To further examine the effect of CMT in VD measurements, we conducted a subgroup analysis dividing the eyes into two groups according to a CMT of 400 μm. Subgroup analysis showed a distinct difference between the two groups in the repeatability of VD measurements. In group 1 (CMT > 400 μm), the ICC and CV were 0.348 and 22.55%, respectively, compared to 0.910 and 7.76%, respectively, in group 2. The repeatability was significantly lower in eyes with severe macular edema. Previously, many OCTA studies of RVO patients have included analyses of eyes with macular edema.

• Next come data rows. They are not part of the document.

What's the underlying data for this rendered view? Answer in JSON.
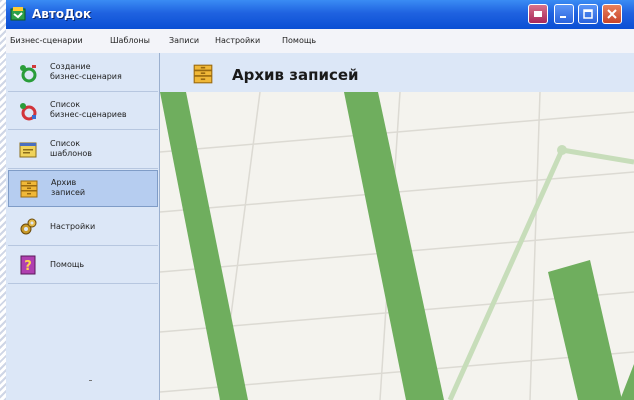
{
  "window": {
    "title": "АвтоДок"
  },
  "menu": [
    "Бизнес-сценарии",
    "Шаблоны",
    "Записи",
    "Настройки",
    "Помощь"
  ],
  "sidebar": {
    "items": [
      {
        "label": "Создание\nбизнес-сценария",
        "icon": "create-scenario-icon",
        "active": false
      },
      {
        "label": "Список\nбизнес-сценариев",
        "icon": "scenario-list-icon",
        "active": false
      },
      {
        "label": "Список\nшаблонов",
        "icon": "template-list-icon",
        "active": false
      },
      {
        "label": "Архив\nзаписей",
        "icon": "records-archive-icon",
        "active": true
      },
      {
        "label": "Настройки",
        "icon": "settings-gears-icon",
        "active": false
      },
      {
        "label": "Помощь",
        "icon": "help-icon",
        "active": false
      }
    ]
  },
  "content": {
    "title": "Архив записей",
    "icon": "records-archive-icon"
  },
  "colors": {
    "titlebar": "#1f62e0",
    "sidebar_bg": "#dce7f7",
    "active_item": "#b6cdf0",
    "bar_green": "#6fae5e"
  }
}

These studies did not consider the effect of macular edema on VD measurements, which needs to be reconsidered because the OCTA measurements may have not been reliable [21, 22]. Also, clinicians should be aware of the effect of macular edema when interpreting OCTA data, especially when the CMT is > 400 μm.

BRVO can occur in different regions according to the site of the occlusion. We expected lower repeatability of VD measurements in the area involved with BRVO region and analyzed 35 eyes with BRVO. However, the CV of VD measurement in involved and uninvoled areas were 9.2% and 10.5% respectively, which did not show definite difference. The results can be explained by the effect of macular edema. In our study 26 eyes (74%) had macular edema and in most of the eyes with macular edema, all of the ETDRS inner circle area, which we analyzed in this study, were affected by the edema regardless of the BRVO region. Further studies analyzing OCTA scans with wider area are needed.

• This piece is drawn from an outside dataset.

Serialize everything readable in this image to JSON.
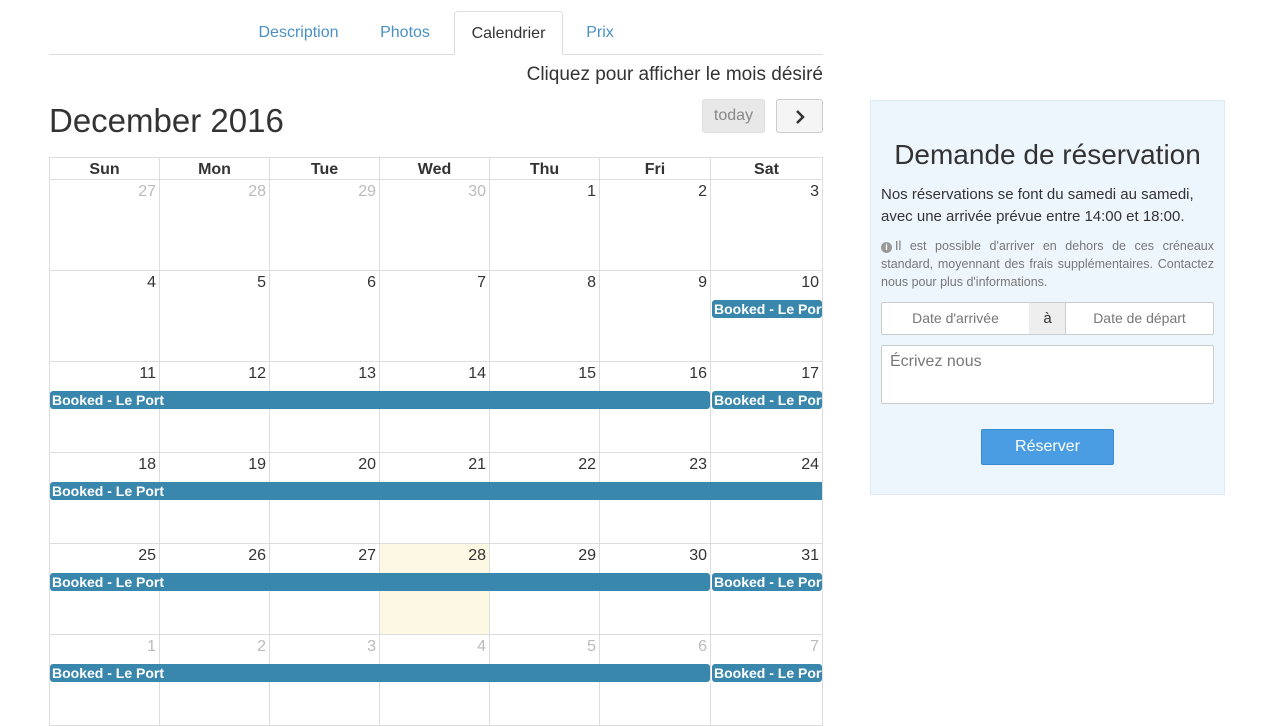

Foveal avascular zone enlargement in eyes with RVO is a well-known phenomenon. Parodi et al. [17] reported enlargement of FAZ in BRVO using FA and its high correlation with visual impairment. Other studies also reported similar FAZ changes using OCTA [14,15]. Therefore the reliability of OCTA in detecting FAZ is a important factor to consider when evaluating patients with RVO. In our study we couldn’t analyze the repeatability of FAZ metrics. Angioplex software failed to detect FAZ in 20 eyes. Additionally, 13 eyes had inappropriate FAZ line that was drawn automatically by the software. The automated FAZ measurements weren’t reliable and manual measurements would be neccessary when analyzing FAZ metrics in eyes with RVO.

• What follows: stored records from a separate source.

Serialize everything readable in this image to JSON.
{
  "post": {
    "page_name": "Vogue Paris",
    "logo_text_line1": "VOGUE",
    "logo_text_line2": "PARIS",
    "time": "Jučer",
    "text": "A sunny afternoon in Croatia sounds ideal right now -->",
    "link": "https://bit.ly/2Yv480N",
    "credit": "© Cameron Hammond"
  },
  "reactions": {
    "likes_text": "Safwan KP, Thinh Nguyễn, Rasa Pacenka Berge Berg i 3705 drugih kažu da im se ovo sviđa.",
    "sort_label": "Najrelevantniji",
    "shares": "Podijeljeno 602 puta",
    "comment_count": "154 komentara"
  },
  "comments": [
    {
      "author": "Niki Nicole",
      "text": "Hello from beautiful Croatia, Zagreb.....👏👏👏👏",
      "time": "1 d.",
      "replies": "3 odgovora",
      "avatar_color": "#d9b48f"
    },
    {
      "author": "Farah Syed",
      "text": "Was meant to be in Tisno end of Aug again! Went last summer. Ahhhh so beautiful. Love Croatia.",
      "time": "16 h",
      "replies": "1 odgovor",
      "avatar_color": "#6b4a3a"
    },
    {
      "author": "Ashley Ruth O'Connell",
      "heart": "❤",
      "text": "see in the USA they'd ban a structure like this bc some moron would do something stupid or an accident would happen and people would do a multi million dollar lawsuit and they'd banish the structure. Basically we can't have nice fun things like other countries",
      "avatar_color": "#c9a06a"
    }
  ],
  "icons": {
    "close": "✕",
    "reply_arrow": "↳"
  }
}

There are several limitations to this study. We only used 3 × 3 mm scan images for analysis. Currently, more pattern scan settings are provided by the OCTA. However, according to a previous study, 3 × 3 mm scans obtained better image resolution than 6 × 6 mm scans when measuring the superficial retinal VD, making it more appropriate for analysis [23]. We could not analyze the VD of the deep retinal layer because the AngioPlex software detected only the VD of the superficial retinal layer. However, due to projection artifacts it is known that an analysis of the superficial retinal layer is more accurate than that of the deep retinal layer. We only scanned the OCTA twice per each eye to investigate repeatability due to the limitation of clinical situation. Finally, we could not analyze the data after manual segmentation because current version of AngioPlex software does not provide quantitative data when manual segmentation is performed. We need further study on the reliability of manual segmentation in OCTA.

In conclusion, OCTA is a practical tool for evaluating eyes with RVO, and it can be used for various clinical measurements. However, when analyzing the OCTA results in eyes with RVO associated with macular edema, clinicians should consider the possibility of its lower repeatability and reliability.